Opened 10 years ago
Closed 9 years ago
#7794 closed defect (fixed)
PolynomialRing_integral_domain ignores Ctrl-C and segfaults
Reported by: | SimonKing | Owned by: | AlexGhitza |
---|---|---|---|
Priority: | critical | Milestone: | sage-4.7.1 |
Component: | algebra | Keywords: | Polynomial Ring KeyboardInterrupt |
Cc: | Merged in: | sage-4.7.1.alpha2 | |
Authors: | Jeroen Demeyer | Reviewers: | Simon King |
Report Upstream: | N/A | Work issues: | |
Branch: | Commit: | ||
Dependencies: | Stopgaps: |
Description
The following was reported by Alex P on sage-support:
sage: F.<a> = FiniteField(3) sage: P.<T> = PolynomialRing(F) sage: PP.<z> = PolynomialRing(P) sage: PP Univariate Polynomial Ring in z over Univariate Polynomial Ring in T over Finite Field of size 3 sage: type(PP) <class 'sage.rings.polynomial.polynomial_ring.PolynomialRing_integral_domain'> sage: (z^3 + T*z)^(81*3) ^CException KeyboardInterrupt: KeyboardInterrupt() in 'sage.rings.polynomial.polynomial_zmod_flint.get_cparent' ignored ^C^C ------------------------------------------------------------ Unhandled SIGFPE: An unhandled floating point exception occured in SAGE. This probably occured because a *compiled* component of SAGE has a bug in it (typically accessing invalid memory) or is not properly wrapped with _sig_on, _sig_off. You might want to run SAGE under gdb with 'sage -gdb' to debug this. SAGE will now terminate (sorry). ------------------------------------------------------------
So: First, Ctrl-C is ignored, which is bad IMO. Then, hitting Ctrl-C again (actually twice) results in a segfault, which is a desaster.
Attachments (1)
Change History (28)
comment:1 Changed 9 years ago by
- Status changed from new to needs_review
comment:2 Changed 9 years ago by
- Milestone changed from sage-4.7 to sage-duplicate/invalid/wontfix
- Reviewers set to Simon King
- Status changed from needs_review to positive_review
I miss the possibility to change the ticket into the state "worksforme", but that's my review, in one word...

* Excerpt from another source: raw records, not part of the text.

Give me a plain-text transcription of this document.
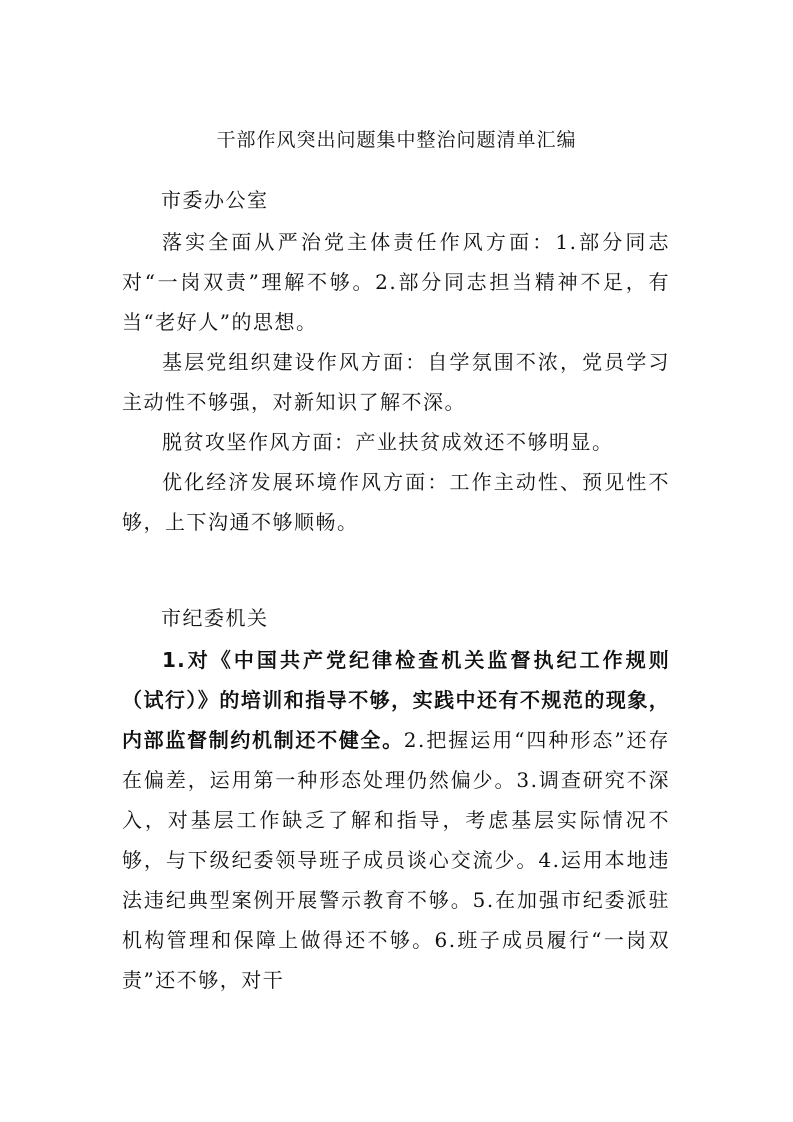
干部作风突出问题集中整治问题清单汇编
市委办公室

落实全面从严治党主体责任作风方面：1.部分同志对“一岗双责”理解不够。2.部分同志担当精神不足，有当“老好人”的思想。

基层党组织建设作风方面：自学氛围不浓，党员学习主动性不够强，对新知识了解不深。

脱贫攻坚作风方面：产业扶贫成效还不够明显。

优化经济发展环境作风方面：工作主动性、预见性不够，上下沟通不够顺畅。

市纪委机关

1.对《中国共产党纪律检查机关监督执纪工作规则（试行）》的培训和指导不够，实践中还有不规范的现象，内部监督制约机制还不健全。2.把握运用“四种形态”还存在偏差，运用第一种形态处理仍然偏少。3.调查研究不深入，对基层工作缺乏了解和指导，考虑基层实际情况不够，与下级纪委领导班子成员谈心交流少。4.运用本地违法违纪典型案例开展警示教育不够。5.在加强市纪委派驻机构管理和保障上做得还不够。6.班子成员履行“一岗双责”还不够，对干
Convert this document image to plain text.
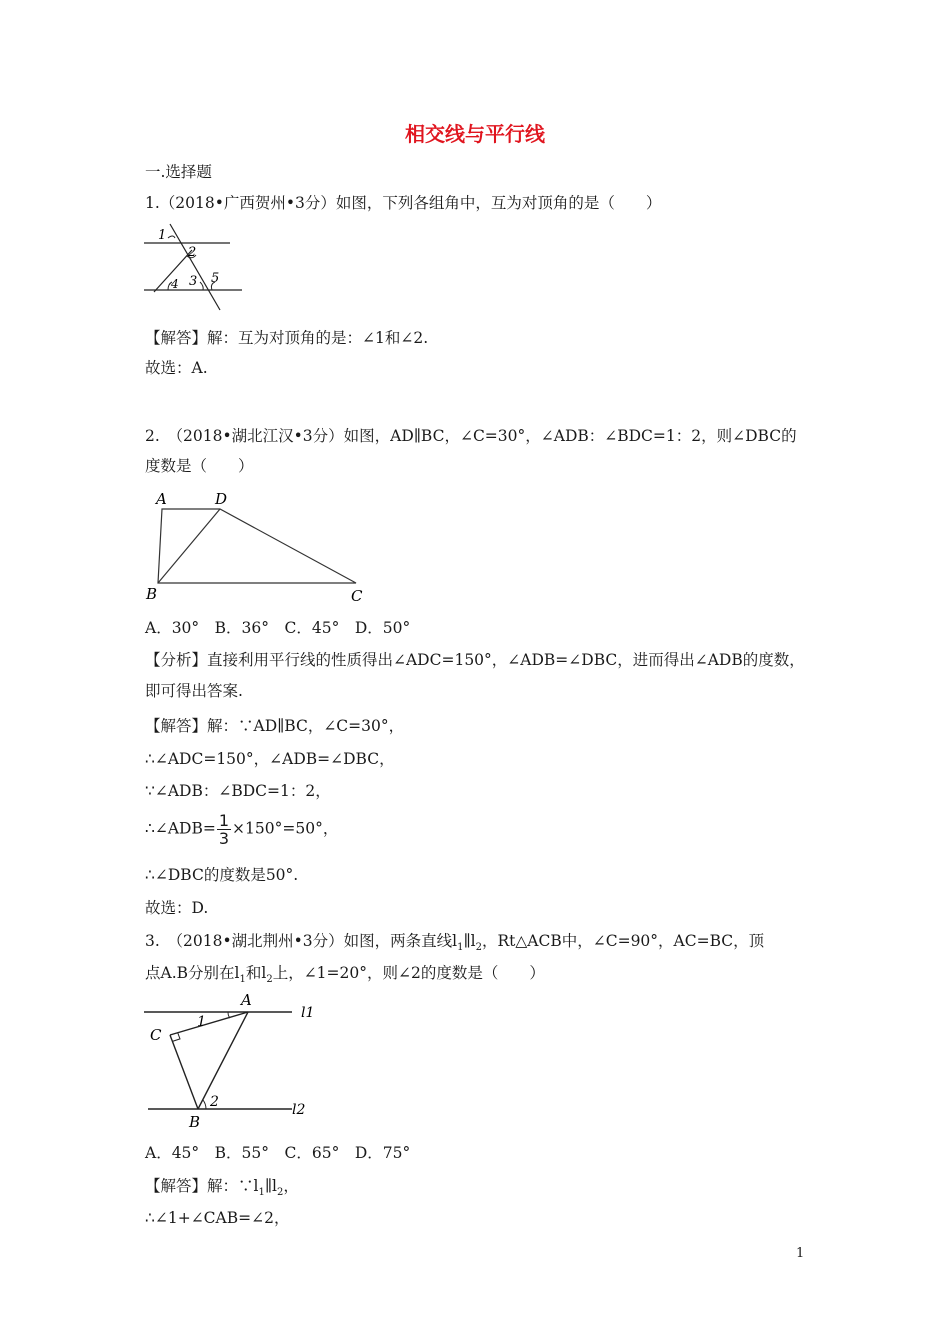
相交线与平行线
一.选择题
1.（2018•广西贺州•3分）如图，下列各组角中，互为对顶角的是（　　）
1
2
3
4 5
【解答】解：互为对顶角的是：∠1和∠2.
故选：A.
2.　（2018•湖北江汉•3分）如图，AD∥BC，∠C=30°，∠ADB：∠BDC=1：2，则∠DBC的
度数是（　　）
A	D
B	C
A．30°　B．36°　C．45°　D．50°
【分析】直接利用平行线的性质得出∠ADC=150°，∠ADB=∠DBC，进而得出∠ADB的度数，
即可得出答案.
【解答】解：∵AD∥BC，∠C=30°，
∴∠ADC=150°，∠ADB=∠DBC，
∵∠ADB：∠BDC=1：2，
∴∠ADB= $\frac{1}{3} \times 150^\circ=50^\circ$，
∴∠DBC的度数是50°.
故选：D.
3.　（2018•湖北荆州•3分）如图，两条直线$l_1\parallel l_2$，Rt△ACB中，∠C=90°，AC=BC，顶
点A.B分别在$l_1$和$l_2$上，∠1=20°，则∠2的度数是（　　）
A
C
B
1
2
l1
l2
A．45°　B．55°　C．65°　D．75°
【解答】解：$\because l_1\parallel l_2$，
∴∠1+∠CAB=∠2，
1
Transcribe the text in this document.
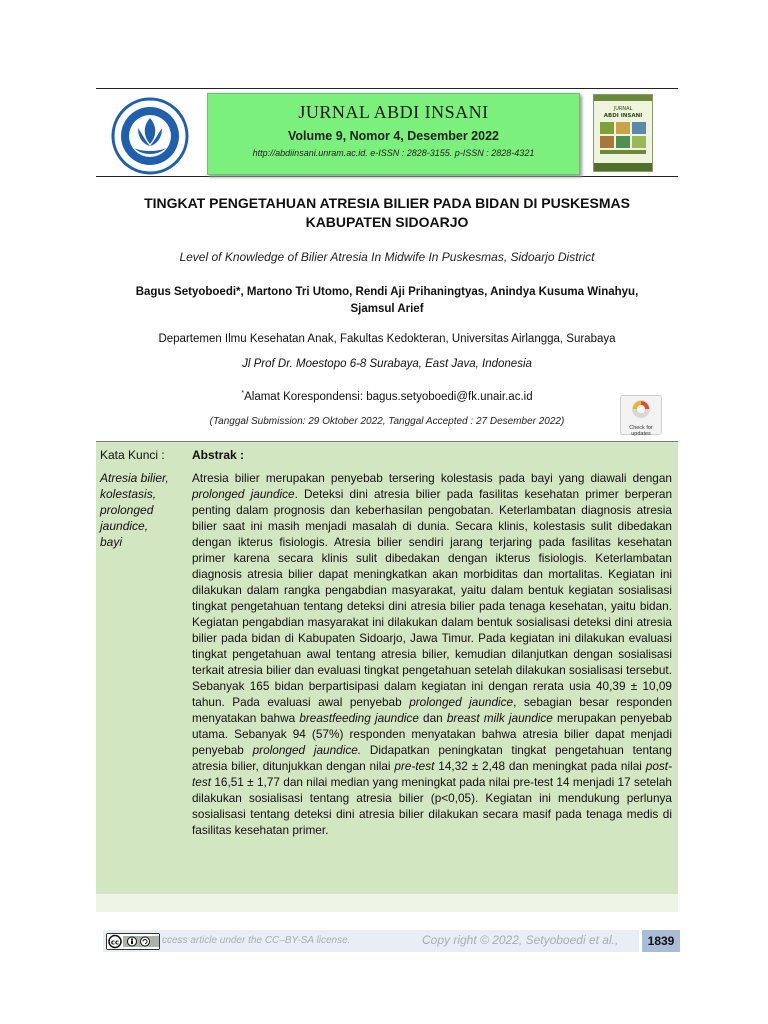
JURNAL ABDI INSANI
Volume 9, Nomor 4, Desember 2022
http://abdiinsani.unram.ac.id. e-ISSN : 2828-3155. p-ISSN : 2828-4321
JURNAL
ABDI INSANI
TINGKAT PENGETAHUAN ATRESIA BILIER PADA BIDAN DI PUSKESMAS
KABUPATEN SIDOARJO
Level of Knowledge of Bilier Atresia In Midwife In Puskesmas, Sidoarjo District
Bagus Setyoboedi*, Martono Tri Utomo, Rendi Aji Prihaningtyas, Anindya Kusuma Winahyu,
Sjamsul Arief
Departemen Ilmu Kesehatan Anak, Fakultas Kedokteran, Universitas Airlangga, Surabaya
Jl Prof Dr. Moestopo 6-8 Surabaya, East Java, Indonesia
*Alamat Korespondensi: bagus.setyoboedi@fk.unair.ac.id
(Tanggal Submission: 29 Oktober 2022, Tanggal Accepted : 27 Desember 2022)
Check for updates
Kata Kunci :
Atresia bilier,
kolestasis,
prolonged
jaundice,
bayi
Abstrak :

Atresia bilier merupakan penyebab tersering kolestasis pada bayi yang diawali dengan prolonged jaundice. Deteksi dini atresia bilier pada fasilitas kesehatan primer berperan penting dalam prognosis dan keberhasilan pengobatan. Keterlambatan diagnosis atresia bilier saat ini masih menjadi masalah di dunia. Secara klinis, kolestasis sulit dibedakan dengan ikterus fisiologis. Atresia bilier sendiri jarang terjaring pada fasilitas kesehatan primer karena secara klinis sulit dibedakan dengan ikterus fisiologis. Keterlambatan diagnosis atresia bilier dapat meningkatkan akan morbiditas dan mortalitas. Kegiatan ini dilakukan dalam rangka pengabdian masyarakat, yaitu dalam bentuk kegiatan sosialisasi tingkat pengetahuan tentang deteksi dini atresia bilier pada tenaga kesehatan, yaitu bidan. Kegiatan pengabdian masyarakat ini dilakukan dalam bentuk sosialisasi deteksi dini atresia bilier pada bidan di Kabupaten Sidoarjo, Jawa Timur. Pada kegiatan ini dilakukan evaluasi tingkat pengetahuan awal tentang atresia bilier, kemudian dilanjutkan dengan sosialisasi terkait atresia bilier dan evaluasi tingkat pengetahuan setelah dilakukan sosialisasi tersebut. Sebanyak 165 bidan berpartisipasi dalam kegiatan ini dengan rerata usia 40,39 ± 10,09 tahun. Pada evaluasi awal penyebab prolonged jaundice, sebagian besar responden menyatakan bahwa breastfeeding jaundice dan breast milk jaundice merupakan penyebab utama. Sebanyak 94 (57%) responden menyatakan bahwa atresia bilier dapat menjadi penyebab prolonged jaundice. Didapatkan peningkatan tingkat pengetahuan tentang atresia bilier, ditunjukkan dengan nilai pre-test 14,32 ± 2,48 dan meningkat pada nilai post-test 16,51 ± 1,77 dan nilai median yang meningkat pada nilai pre-test 14 menjadi 17 setelah dilakukan sosialisasi tentang atresia bilier (p<0,05). Kegiatan ini mendukung perlunya sosialisasi tentang deteksi dini atresia bilier dilakukan secara masif pada tenaga medis di fasilitas kesehatan primer.

cc	ccess article under the CC–BY-SA license.	Copy right © 2022, Setyoboedi et al.,	1839
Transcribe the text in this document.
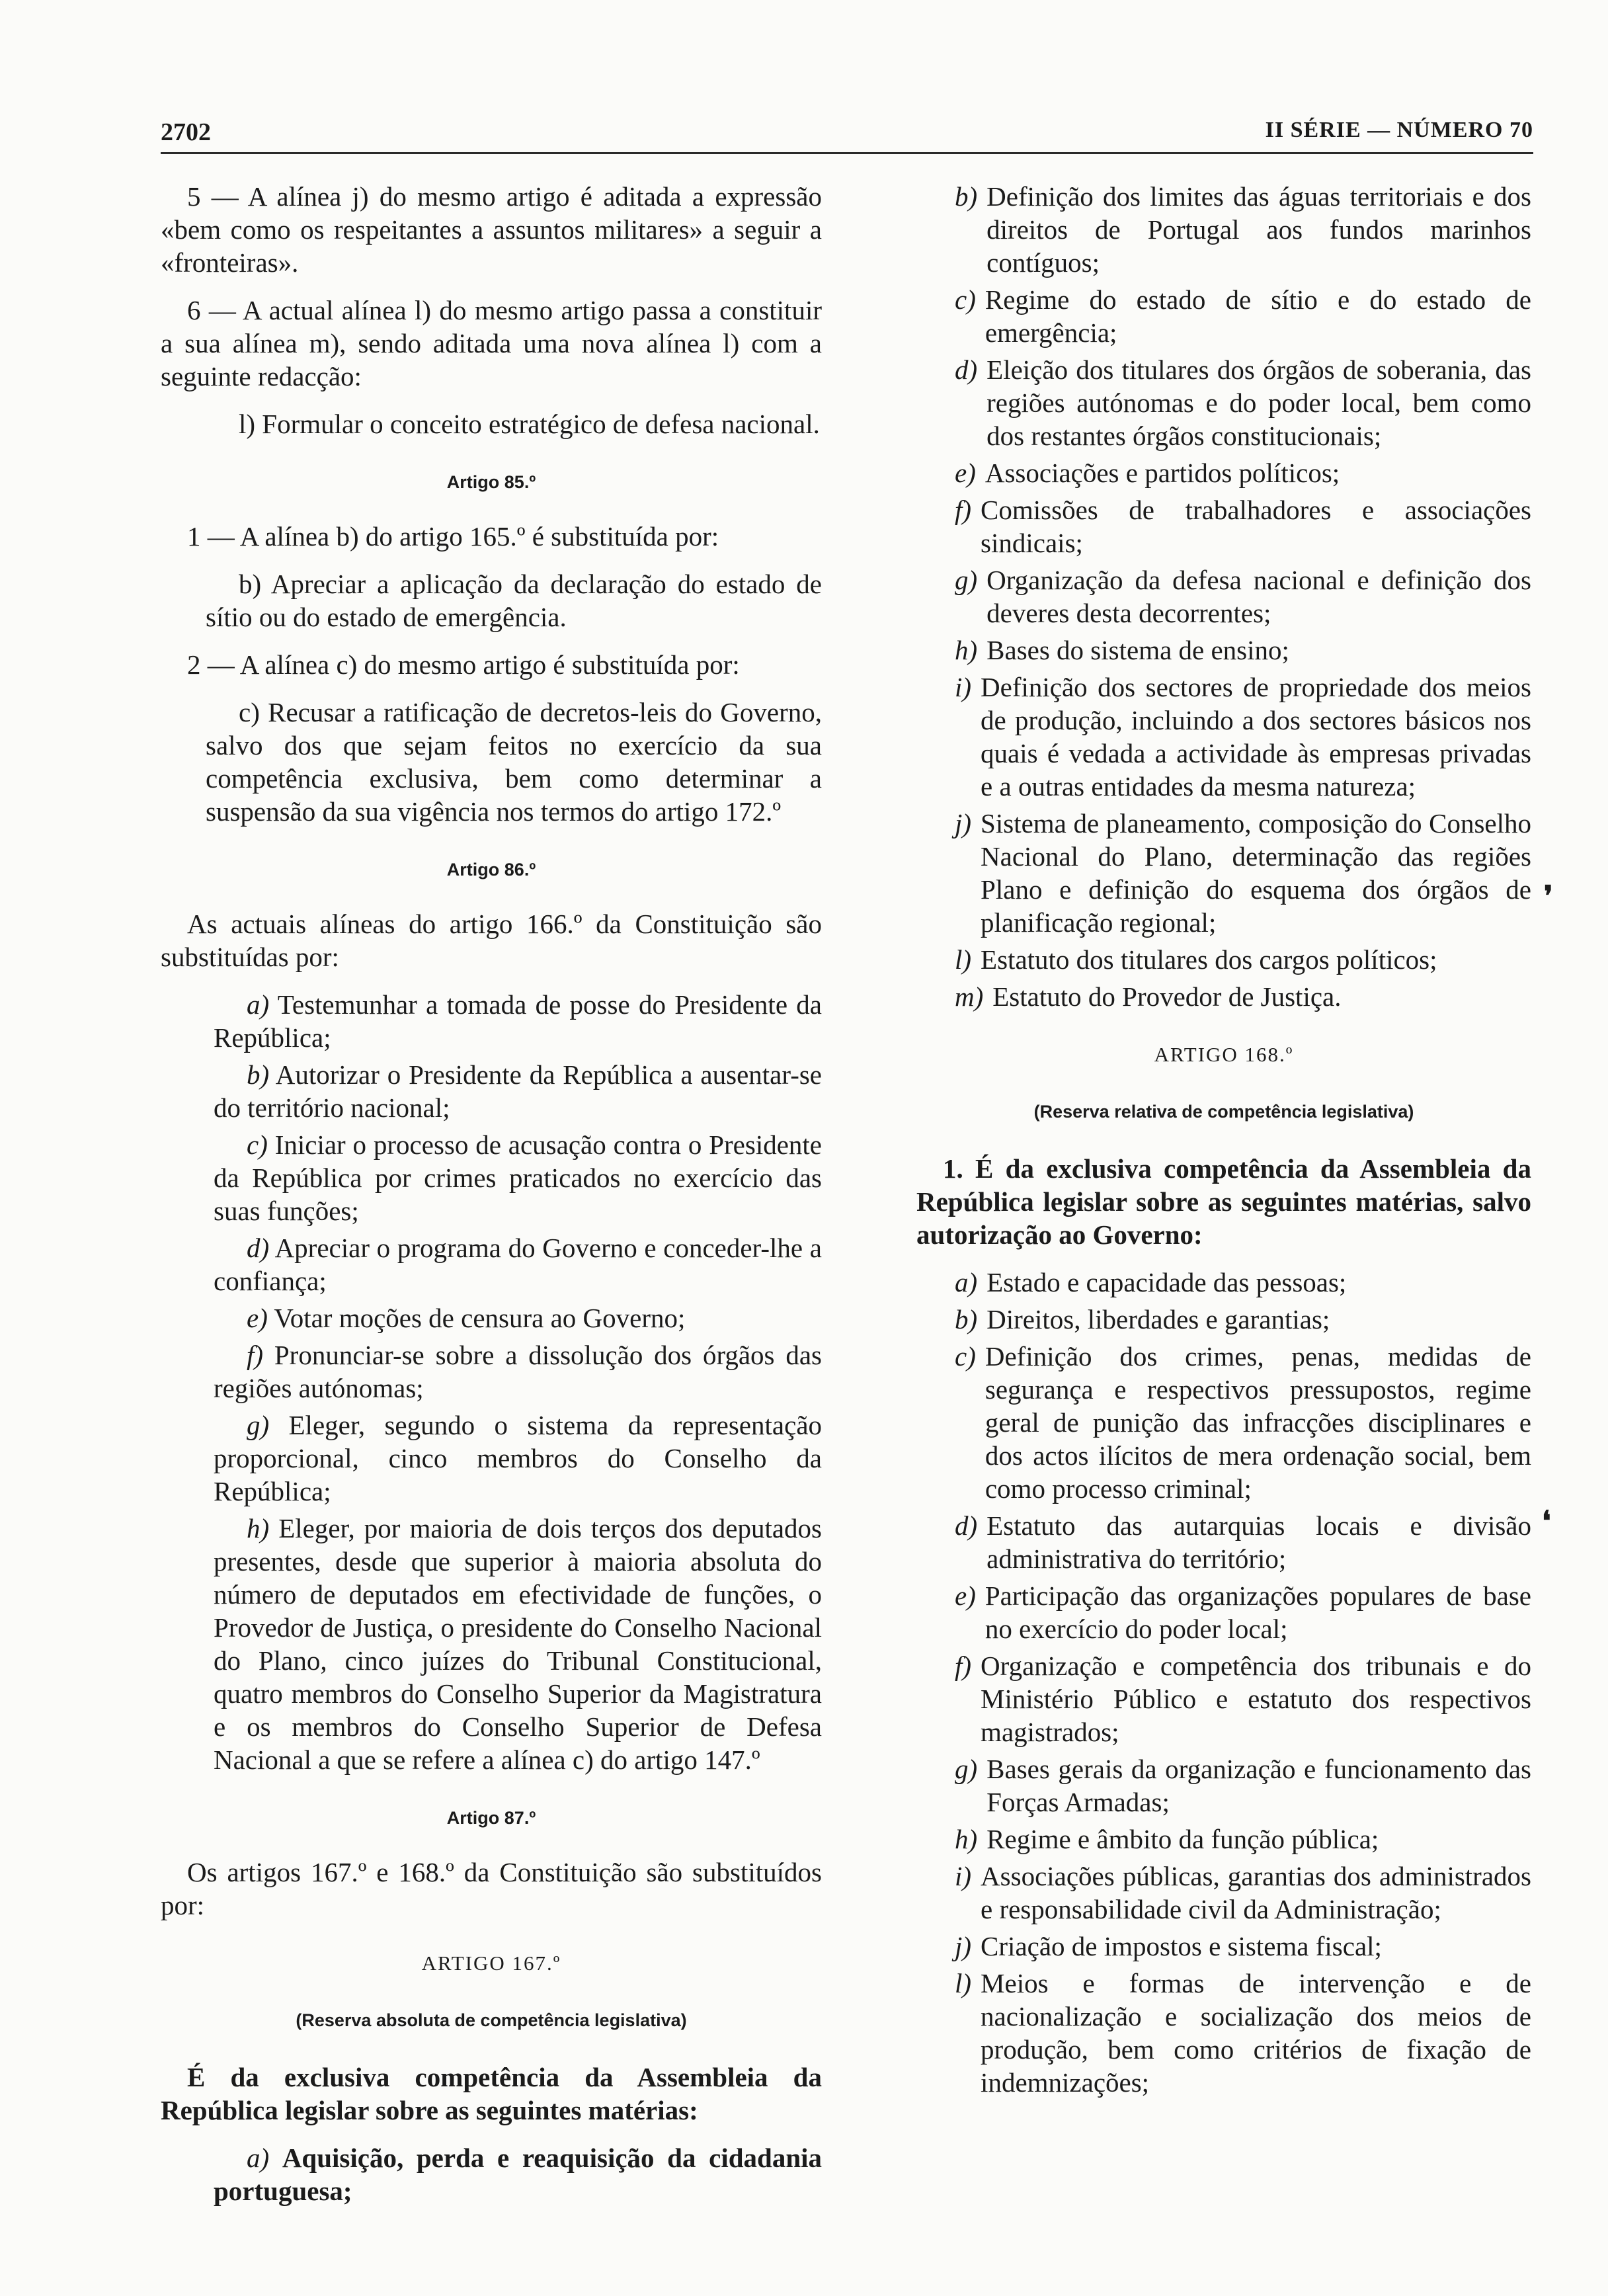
2702	II SÉRIE — NÚMERO 70

5 — A alínea j) do mesmo artigo é aditada a expressão «bem como os respeitantes a assuntos militares» a seguir a «fronteiras».

6 — A actual alínea l) do mesmo artigo passa a constituir a sua alínea m), sendo aditada uma nova alínea l) com a seguinte redacção:

l) Formular o conceito estratégico de defesa nacional.

Artigo 85.º

1 — A alínea b) do artigo 165.º é substituída por:

b) Apreciar a aplicação da declaração do estado de sítio ou do estado de emergência.

2 — A alínea c) do mesmo artigo é substituída por:

c) Recusar a ratificação de decretos-leis do Governo, salvo dos que sejam feitos no exercício da sua competência exclusiva, bem como determinar a suspensão da sua vigência nos termos do artigo 172.º

Artigo 86.º

As actuais alíneas do artigo 166.º da Constituição são substituídas por:

a) Testemunhar a tomada de posse do Presidente da República;
b) Autorizar o Presidente da República a ausentar-se do território nacional;
c) Iniciar o processo de acusação contra o Presidente da República por crimes praticados no exercício das suas funções;
d) Apreciar o programa do Governo e conceder-lhe a confiança;
e) Votar moções de censura ao Governo;
f) Pronunciar-se sobre a dissolução dos órgãos das regiões autónomas;
g) Eleger, segundo o sistema da representação proporcional, cinco membros do Conselho da República;
h) Eleger, por maioria de dois terços dos deputados presentes, desde que superior à maioria absoluta do número de deputados em efectividade de funções, o Provedor de Justiça, o presidente do Conselho Nacional do Plano, cinco juízes do Tribunal Constitucional, quatro membros do Conselho Superior da Magistratura e os membros do Conselho Superior de Defesa Nacional a que se refere a alínea c) do artigo 147.º
Artigo 87.º

Os artigos 167.º e 168.º da Constituição são substituídos por:

ARTIGO 167.º
(Reserva absoluta de competência legislativa)

É da exclusiva competência da Assembleia da República legislar sobre as seguintes matérias:

a) Aquisição, perda e reaquisição da cidadania portuguesa;
b) Definição dos limites das águas territoriais e dos direitos de Portugal aos fundos marinhos contíguos;
c) Regime do estado de sítio e do estado de emergência;
d) Eleição dos titulares dos órgãos de soberania, das regiões autónomas e do poder local, bem como dos restantes órgãos constitucionais;
e) Associações e partidos políticos;
f) Comissões de trabalhadores e associações sindicais;
g) Organização da defesa nacional e definição dos deveres desta decorrentes;
h) Bases do sistema de ensino;
i) Definição dos sectores de propriedade dos meios de produção, incluindo a dos sectores básicos nos quais é vedada a actividade às empresas privadas e a outras entidades da mesma natureza;
j) Sistema de planeamento, composição do Conselho Nacional do Plano, determinação das regiões Plano e definição do esquema dos órgãos de planificação regional;
l) Estatuto dos titulares dos cargos políticos;
m) Estatuto do Provedor de Justiça.
ARTIGO 168.º
(Reserva relativa de competência legislativa)

1. É da exclusiva competência da Assembleia da República legislar sobre as seguintes matérias, salvo autorização ao Governo:

a) Estado e capacidade das pessoas;
b) Direitos, liberdades e garantias;
c) Definição dos crimes, penas, medidas de segurança e respectivos pressupostos, regime geral de punição das infracções disciplinares e dos actos ilícitos de mera ordenação social, bem como processo criminal;
d) Estatuto das autarquias locais e divisão administrativa do território;
e) Participação das organizações populares de base no exercício do poder local;
f) Organização e competência dos tribunais e do Ministério Público e estatuto dos respectivos magistrados;
g) Bases gerais da organização e funcionamento das Forças Armadas;
h) Regime e âmbito da função pública;
i) Associações públicas, garantias dos administrados e responsabilidade civil da Administração;
j) Criação de impostos e sistema fiscal;
l) Meios e formas de intervenção e de nacionalização e socialização dos meios de produção, bem como critérios de fixação de indemnizações;
❜
❛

comment:3 follow-up: ↓ 4 Changed 9 years ago by
- Milestone changed from sage-duplicate/invalid/wontfix to sage-4.7.1
- Status changed from positive_review to needs_work
I'm still able to reproduce the problem on sage-4.7.rc2 (note that interrupt handling was completely rewritten in #9678, merged in sage-4.7.alpha1, so testing this with sage-4.6.2 is pointless).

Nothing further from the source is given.